As far as the kids and cell phones, you have heard me rant about them over in the SN thread. My boys do have them, they are teens, I don't know what they have seen or not seen. We don't LET them watch Media, or drink or do drugs, but I don't know for a FACT that they haven't done any of those things.
I DO know how they carry themselves and treat others, and how others speak about them, and I am very, very proud of them.
I think the OP has a good question - does a patient really tell the truth about whether they are comfortable with a procedure or not? I've found patients many times hard-pressed to be truthful.
It's not quite the same thing, but when we had to do a physical exam on an actor pretending to be a patient in skills lab for NP school, we got graded on whether we paid attention to the patient's nonverbal cues. Example: when palpating the abdomen we had to keep our eyes on the patient's face at least 50% of the time to see if they winced or anything during the exam even if they denied pain. They graded us on specific things like that.
It's been my experience that a patient will always tell you if they're uncomfortable, it just won't always be verbal. So nurses have to pay attention. If a patient says verbally OR nonverbally that s/he is uncomfortable, then of course it's best to meet their needs and switch providers if possible. And of course I mean 'uncomfortable' in a psychological or emotional sense as well as physical.

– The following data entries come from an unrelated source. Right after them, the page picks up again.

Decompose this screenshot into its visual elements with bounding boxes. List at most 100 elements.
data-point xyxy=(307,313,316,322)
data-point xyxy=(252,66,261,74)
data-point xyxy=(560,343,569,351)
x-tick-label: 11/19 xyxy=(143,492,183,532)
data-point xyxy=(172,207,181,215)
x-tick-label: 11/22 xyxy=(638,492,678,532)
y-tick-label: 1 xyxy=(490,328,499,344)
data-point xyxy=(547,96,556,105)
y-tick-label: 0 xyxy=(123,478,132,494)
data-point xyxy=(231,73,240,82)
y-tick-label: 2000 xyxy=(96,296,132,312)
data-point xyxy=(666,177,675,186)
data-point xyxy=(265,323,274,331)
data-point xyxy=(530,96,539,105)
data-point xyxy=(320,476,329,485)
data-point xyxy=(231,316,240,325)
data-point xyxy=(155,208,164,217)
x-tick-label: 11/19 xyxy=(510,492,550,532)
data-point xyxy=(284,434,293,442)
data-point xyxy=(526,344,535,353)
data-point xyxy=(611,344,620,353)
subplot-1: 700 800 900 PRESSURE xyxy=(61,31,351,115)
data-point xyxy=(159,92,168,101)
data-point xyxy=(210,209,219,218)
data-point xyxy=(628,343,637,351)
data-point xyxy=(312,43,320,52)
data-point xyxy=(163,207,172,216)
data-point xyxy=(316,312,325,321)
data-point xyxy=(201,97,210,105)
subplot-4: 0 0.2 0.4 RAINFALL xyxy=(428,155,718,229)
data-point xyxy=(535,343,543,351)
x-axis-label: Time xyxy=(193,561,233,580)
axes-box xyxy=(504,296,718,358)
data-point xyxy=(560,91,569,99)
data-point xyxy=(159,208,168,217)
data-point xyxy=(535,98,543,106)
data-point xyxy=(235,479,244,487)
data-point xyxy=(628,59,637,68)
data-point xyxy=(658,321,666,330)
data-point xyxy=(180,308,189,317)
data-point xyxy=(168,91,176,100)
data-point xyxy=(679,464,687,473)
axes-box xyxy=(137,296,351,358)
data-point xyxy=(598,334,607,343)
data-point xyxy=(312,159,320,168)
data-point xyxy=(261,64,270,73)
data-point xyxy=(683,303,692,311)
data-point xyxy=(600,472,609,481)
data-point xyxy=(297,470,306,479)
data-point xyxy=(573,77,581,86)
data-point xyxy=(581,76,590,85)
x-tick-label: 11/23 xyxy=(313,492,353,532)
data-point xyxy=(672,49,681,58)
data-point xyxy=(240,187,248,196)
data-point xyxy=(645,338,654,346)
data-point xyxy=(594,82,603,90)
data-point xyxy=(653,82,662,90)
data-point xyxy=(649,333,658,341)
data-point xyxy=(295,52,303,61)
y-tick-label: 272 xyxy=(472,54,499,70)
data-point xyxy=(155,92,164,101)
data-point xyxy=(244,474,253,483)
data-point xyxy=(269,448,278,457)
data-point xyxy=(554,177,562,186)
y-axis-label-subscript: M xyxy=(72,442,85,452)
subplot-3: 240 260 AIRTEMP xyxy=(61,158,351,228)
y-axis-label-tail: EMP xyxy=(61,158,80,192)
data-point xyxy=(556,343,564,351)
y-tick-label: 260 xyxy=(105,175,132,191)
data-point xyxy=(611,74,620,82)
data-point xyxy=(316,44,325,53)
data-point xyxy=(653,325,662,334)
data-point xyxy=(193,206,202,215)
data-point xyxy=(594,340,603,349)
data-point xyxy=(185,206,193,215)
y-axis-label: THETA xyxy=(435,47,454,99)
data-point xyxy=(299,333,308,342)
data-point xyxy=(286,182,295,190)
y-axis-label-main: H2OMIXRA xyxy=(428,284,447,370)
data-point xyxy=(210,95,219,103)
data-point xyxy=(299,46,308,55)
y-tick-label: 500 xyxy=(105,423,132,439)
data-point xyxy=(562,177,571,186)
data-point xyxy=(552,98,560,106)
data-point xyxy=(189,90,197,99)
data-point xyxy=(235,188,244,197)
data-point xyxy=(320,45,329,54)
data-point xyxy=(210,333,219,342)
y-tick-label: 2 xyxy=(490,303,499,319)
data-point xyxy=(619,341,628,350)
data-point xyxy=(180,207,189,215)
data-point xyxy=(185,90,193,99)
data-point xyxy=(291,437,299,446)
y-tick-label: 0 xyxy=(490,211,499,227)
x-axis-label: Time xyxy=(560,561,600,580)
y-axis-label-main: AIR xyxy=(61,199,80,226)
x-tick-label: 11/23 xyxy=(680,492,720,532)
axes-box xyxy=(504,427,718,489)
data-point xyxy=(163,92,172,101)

It's not quite the same thing, but when we had to do a physical exam on an actor pretending to be a patient in skills lab for NP school, we got graded on whether we paid attention to the patient's nonverbal cues. Example: when palpating the abdomen we had to keep our eyes on the patient's face at least 50% of the time to see if they winced or anything during the exam even if they denied pain. They graded us on specific things like that.It's been my experience that a patient will always tell you if they're uncomfortable, it just won't always be verbal. So nurses have to pay attention. If a patient says verbally OR nonverbally that s/he is uncomfortable, then of course it's best to meet their needs and switch providers if possible. And of course I mean 'uncomfortable' in a psychological or emotional sense as well as physical.
Same experience here while in school. And yes, non-verbal clues are important to consider. That probably comes with time and experience.
Many times I'm the nurse left behind after procedures when the patient begins to cry about whatever happened. They remain stoic in front of the doctor.
One of the reasons I always followed the doc on Rounds was I've been with the patient for hours before he/she gets there and they've talked to me about things that usually they don't bring up with the doctor. So I can gently remind them. Something happens when the doc comes in the room. Patients simply "clam up".
OrganizedChaos, LVN
1 Article; 6,883 Posts
Would you even know if your kids viewed Media? What if they saw it at a friends house? Or if they watched it as adults? Maybe they have & you don't know.